Deshabitados y vencidos tras robarles la capacidad -entre otras muchas- de admirar o dejarse llevar por la implacable y áspera belleza de una gran ciudad a merced de los elementos, dormitan y malbaratan gran parte de sus vidas en sus “seguros” cubículos; recordando únicamente la postrera imagen servida por una pequeña pantalla donde no hay lugar para sus sueños.
Como un autómata, salí de mi espejismo en cuanto escampó; gratamente sorprendido por la asombrosa capacidad de maravillarse que aún conservan mis ojos de perro viejo.
Miré el reloj, las dos y media. Desvariaba, estaba a punto de pillar una pulmonía y tenía un hambre de lobo.

sábado, 24 de marzo de 2018

maldita sea mi estampa 5

Salí por Escultors Claperós y giré a la derecha para ir a buscar Flandes de nuevo. Después de caminar un trecho comprendí que alguna cosa no iba bien y me paré junto a un semáforo para orientarme, pero con el pedo que llevaba, más que orientarme me quedé clavado en el sitio incapaz de tomar una decisión. 
Y la lluvia comenzó de nuevo, esta vez sin contemplaciones. Abrí el paraguas a toda prisa, pero no me sirvió de mucho, el agua entraba a sus anchas por aquella tela llena de agujeros. Me miré apenado, parecía un indigente a merced de los elementos intentando recordar dónde está la esquina de su cajero; cuando levanté la cabeza miré hacia atrás convencido de que me había equivocado de mano al salir del parque y Flandes estaba en dirección contraria; entonces la vi bajo un paraguas amarillo, la reconocí sin ninguna duda, aquellos pasos largos y decididos tan suyos son inconfundibles. Llevaba el pelo suelto, un pantalón oscuro, una trenka gris perla que le sentaba divinamente y unas botas negras de media caña.
Me quedé petrificado, caminaba en mi dirección por la otra acera y no tardaría ni veinte segundos en pasar por delante de mis narices. Y yo allí, como un gilipollas, rezumando agua debajo de un paraguas tronado -tal vez improvisando sin querer una patética representación de ducha callejera de corte surrealista, o quizá desplegando una abochornante escena del colmo del desamparo pasado por agua-; sin tener dónde meterme ni tiempo para reaccionar.
- Vaya tela, menudo embolado; solo me falta el cartón de tinto Don Simón -me dije entre dientes.
Estaba tan absorto que no vi venir el coche, iba bastante rápido y atravesó de lleno el charco muy cerca de la acera; levantando a su paso una espesa cortina de agua que, cómo no, me dio de lleno. Chorreando y abochornado volví a mirar a la acera de enfrente, ella acababa pasar justo por delante del semáforo; y juraría que la tía se iba riendo. 
No era para menos, fue un espectáculo tan desolador que en aquel momento me habría pegado un tiro. Hacer un Larra hubiera sido una salida airosa de aquella infernal y acuática mañana. A primera vista puede parecer una contradicción, pero créanme, el averno hidrológico existe; vaya si existe.  
Crucé la calle, y, sin subsanar mi error, avancé sufridamente en la misma dirección unos cincuenta metros más, entonces encontré refugio bajo el voladizo de un edificio contiguo a la esquina con Soler i Rovirosa, cerré con un suspiro de alivio el paraguas y me dispuse a esperar el final del chaparrón dándole matarile mi último porrito.

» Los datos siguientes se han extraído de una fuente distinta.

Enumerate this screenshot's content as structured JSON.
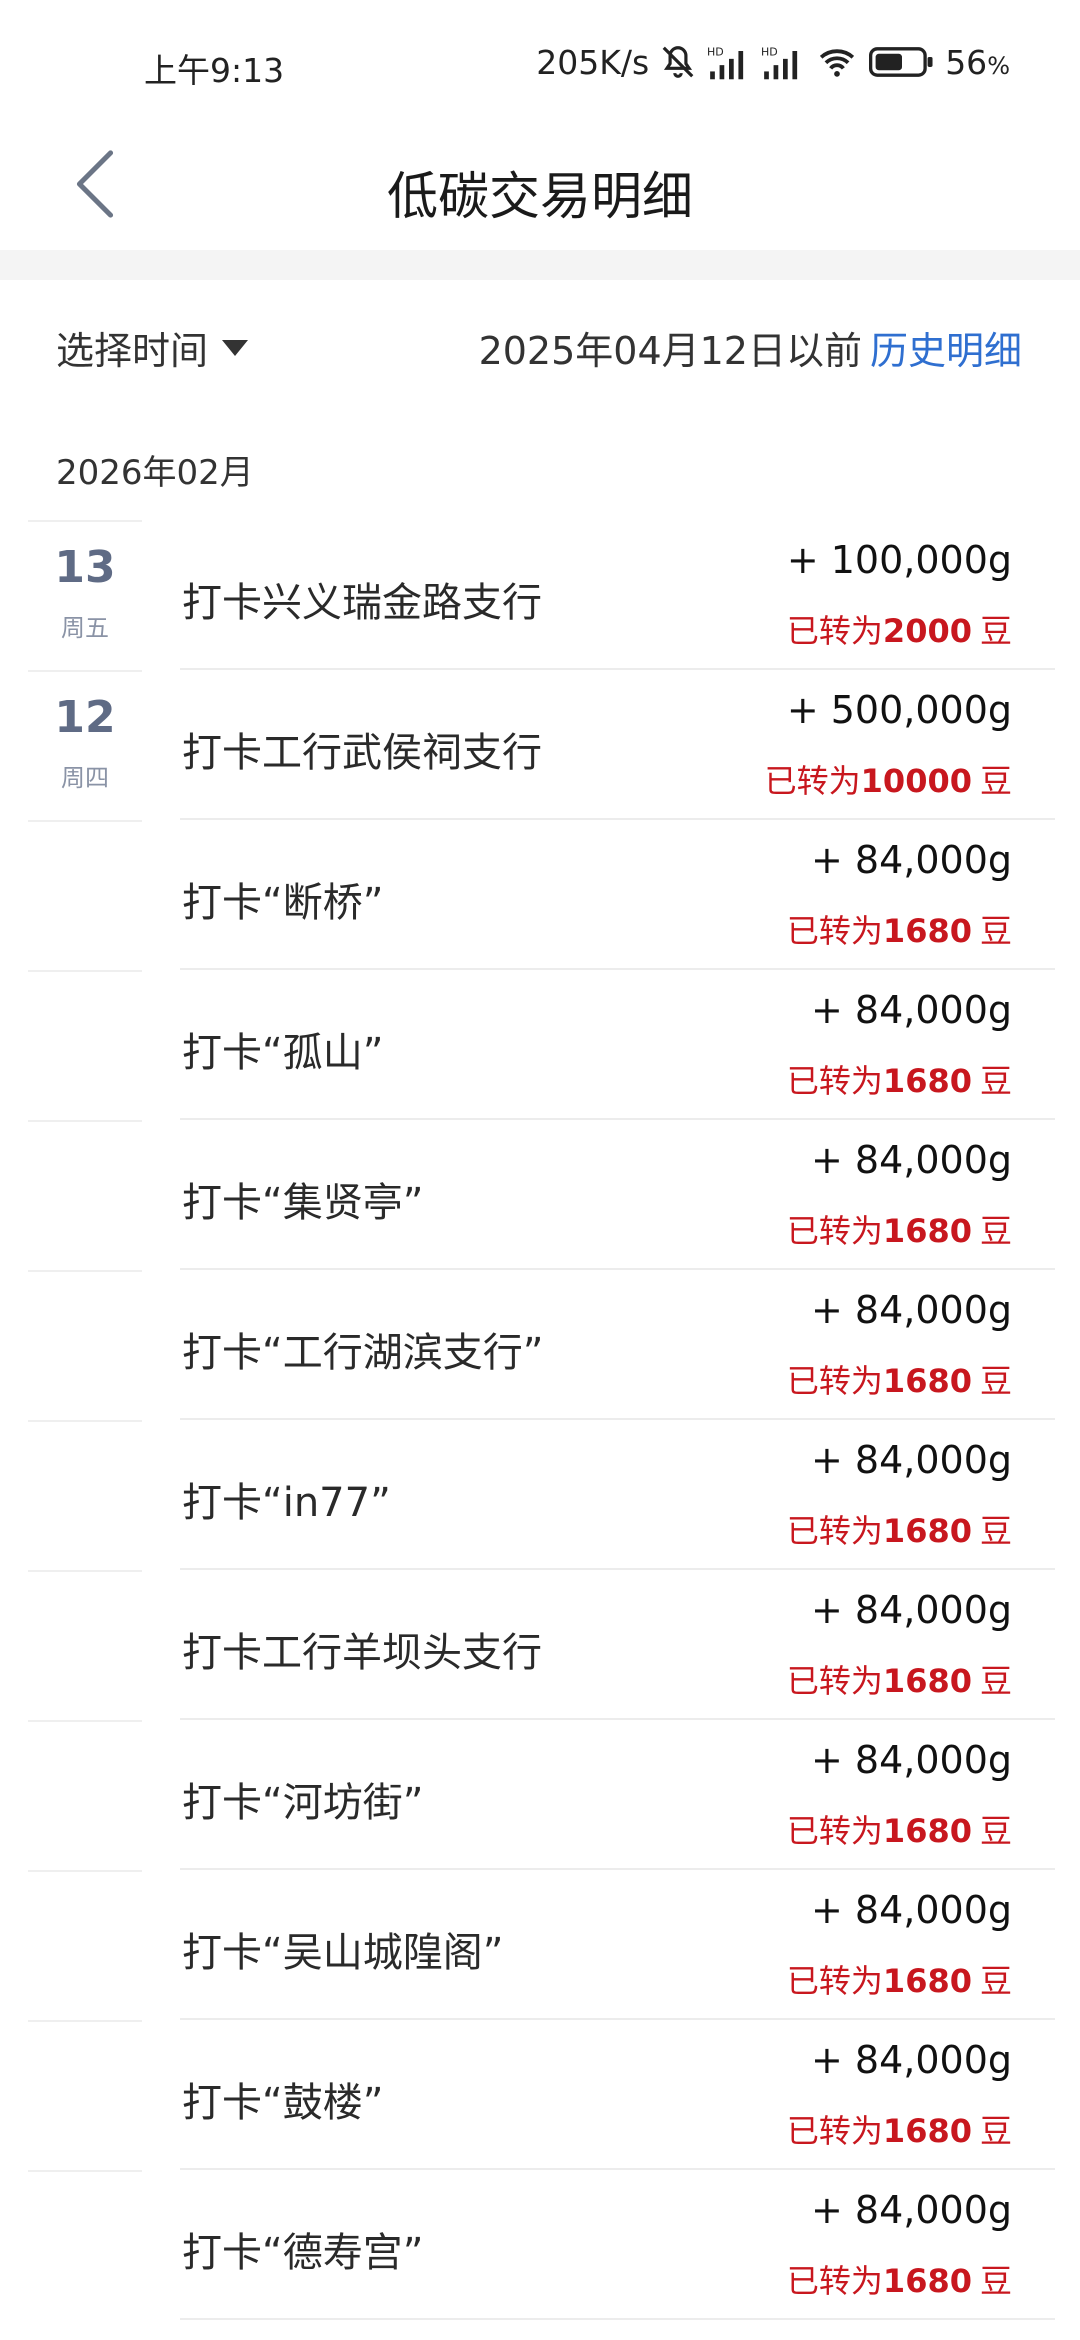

jueves, 22 de marzo de 2018

Maldita sea mi estampa 4

En los cinco o seis segundos que tardé en reaccionar había dejado de llover como por ensalmo. Una falsa alarma, si no hubiera tenido tanta prisa en ponerme a cubierto ahora estaría sentado cómodamente junto al lago. Me di la vuelta y traté de mover con cuidado los dedos del pie izquierdo. Bien, en principio no tenía nada roto. Me incorporé apoyándome en el brazo izquierdo -el codo derecho había absorbido casi todo el impacto de la caída y no era cuestión de ponerlo a prueba en aquel momento-, me puse de rodillas, y descargando casi todo el peso en la pierna derecha me levanté; después di un tímido primer paso, desensarté el paraguas -estaba clavado en el arbusto como un Cristo de pacotilla-, y, apoyándome en él, caminé lentamente hasta el banco más cercano pensando en lo poco que había faltado para que el ensartado fuera yo.
El tres cuartos chorreando, lo mismo que el pantalón rodillas abajo, la gorra estaba bastante seca, aunque lucía un pegote de hierba en la visera. De mi salvador paraguas sólo puedo decir que palmó en una valerosa acción suicida, como los héroes; pero acabó hecho un colador. La pequeña mochila impermeable junto con su contenido fue lo único que salió indemne de aquel desafortunado accidente. Lo más importante estaba intacto.
Visto el percal, lo más conveniente, si quería salir entero de aquel maquiavélico y verde microcosmos, era planificar con cuidado mis próximos movimientos, así que abrí de nuevo la mochila, saqué un paracetamol, una cocacolita y un petardo y me dispuse a valorar seriamente la situación.
A estas alturas no cabía duda alguna de que mis pretensiones narrativas se habían ido a tomar por culo nada más entrar en el parque, pero el único responsable era yo mismo. No se me había perdido nada en aquel barrio, sólo perseguía un sueño; aunque vaya mojado, cojo, dolorido y bastante pedo y me parezca tan real, Ámbar seguramente ya no existe; quizá nunca existió, sólo fue un sueño.

-¡Uf, no seas gilipollas, claro que existe! Y tiene un abrir y cerrar de ojos que parece un abrir y cerrar de paraguas. No como ese colador que llevas ahora, sino uno nuevo y espléndido. La mañanita te ha dejado hecho polvo ¿Y qué? Anímicamente estás jodido y no ves las cosas claridad; no es el momento de evaluar nada, sino el de salir enteros de esta siniestra emboscada urbana en que nos has metido, julandrón.
-Tienes razón, Grillo. Lo primero es salir de este puto parque antes de que nos parta un rayo. 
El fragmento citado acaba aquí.